Yesterday my husband Gary and I were in Amish Indiana,
getting quotes from several local aluminum fabricators on an aluminum box that
Gary wants to have custom-made for his hot rod trailer. Our Amish friend Glenn had recommended three
local Amish-run places, and after we made the rounds, we went out for supper
with Glenn and his wife Ruth at an Italian place in the next town (Rulli’s in
Middlebury). Ruth mentioned a recent
event that nearly ended in tragedy.
It seems that their sixteen-year-old son was out in the
gravel driveway a few days earlier.
Several of their buggy horses were hitched there, and the young man
reached over to pet one of them.
To digress for a moment:
Buggy horses are not all the same in temperament. I know this from reading the “horse for sale”
ads in a local Amish publication I like to read, called “The People’s
Exchange.” Some are very good-natured
and laid back. They are described in the
ads with phrases like “broke safe for women to drive” and “completely traffic
safe and sound.”
But others are more high strung and unpredictable. They are often described with words like “a
little uneasy at corners” and “does shy at things beside the road.”
Back to my story: The
horse our young man was petting was of the first type. But standing near that horse was another
horse—one they had just acquired from one of their married daughters. She had told them to be careful with that
one, as it could be skittish. When he
petted the first horse, it jumped a little, startling the second horse—who
lashed out with both back legs. (And
this horse was shod with steel horseshoes, being a buggy horse.) Our young man was right in the path of those
legs, and he took a hard kick to the gut and fell to the ground.
Fortunately, Glenn was nearby and saw his son crumpled on
the ground. When Glenn turned him over, the
boy had a deathly pallor and looked as if he was dead—but after what probably
seemed like an eternity to his dad, the young man started choking and gasping
and caught a breath. But then he
immediately started vomiting and couldn’t stop.

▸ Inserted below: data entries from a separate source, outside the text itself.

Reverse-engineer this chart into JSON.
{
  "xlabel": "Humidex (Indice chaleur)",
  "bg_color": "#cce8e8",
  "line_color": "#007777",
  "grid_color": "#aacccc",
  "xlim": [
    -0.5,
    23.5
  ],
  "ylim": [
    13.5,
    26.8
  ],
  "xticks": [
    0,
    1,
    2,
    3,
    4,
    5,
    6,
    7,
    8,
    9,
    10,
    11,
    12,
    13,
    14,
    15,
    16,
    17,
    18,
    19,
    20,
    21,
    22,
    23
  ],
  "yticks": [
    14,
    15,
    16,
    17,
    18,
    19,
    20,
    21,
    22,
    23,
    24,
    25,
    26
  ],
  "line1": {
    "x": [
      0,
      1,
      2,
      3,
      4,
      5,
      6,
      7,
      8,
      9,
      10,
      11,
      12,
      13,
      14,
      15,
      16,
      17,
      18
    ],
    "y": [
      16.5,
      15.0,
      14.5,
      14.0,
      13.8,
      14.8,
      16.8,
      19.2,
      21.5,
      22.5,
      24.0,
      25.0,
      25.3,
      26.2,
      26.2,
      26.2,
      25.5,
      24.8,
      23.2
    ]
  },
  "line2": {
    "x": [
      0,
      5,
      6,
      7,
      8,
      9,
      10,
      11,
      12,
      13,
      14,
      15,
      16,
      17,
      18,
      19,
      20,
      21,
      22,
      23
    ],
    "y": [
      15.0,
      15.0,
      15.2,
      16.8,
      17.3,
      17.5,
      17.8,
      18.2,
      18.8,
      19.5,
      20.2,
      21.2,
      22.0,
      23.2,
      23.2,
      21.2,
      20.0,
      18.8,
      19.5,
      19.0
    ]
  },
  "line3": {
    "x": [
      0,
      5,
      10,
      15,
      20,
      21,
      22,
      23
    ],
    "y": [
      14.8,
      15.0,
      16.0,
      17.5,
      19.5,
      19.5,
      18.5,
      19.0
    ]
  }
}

One of his parents rushed to the phone shanty and called for
a hired driver, and soon they were on their way to the local trauma
center. Not long after that, the three
of them were en route to South Bend in an ambulance. That must have been the longest 53 miles they
could remember!
Once in South Bend, the young man was given a CAT scan,
which showed internal bleeding, and then put in the Intensive Care Unit. His blood count for a certain enzyme which
should have been about 40 was at 1200 and rising. The doctors said if it didn’t come down
during the night, it might be fatal.
By the next morning our young man was rallying, and later
that day he was sent home and told to rest.
I talked to him briefly yesterday, and he seemed none the worse for wear
and had a smile on his face. But I would
imagine that every time his parents look at him, they breathe a silent prayer
of thanks for their youngest child and the doctors who took care of him.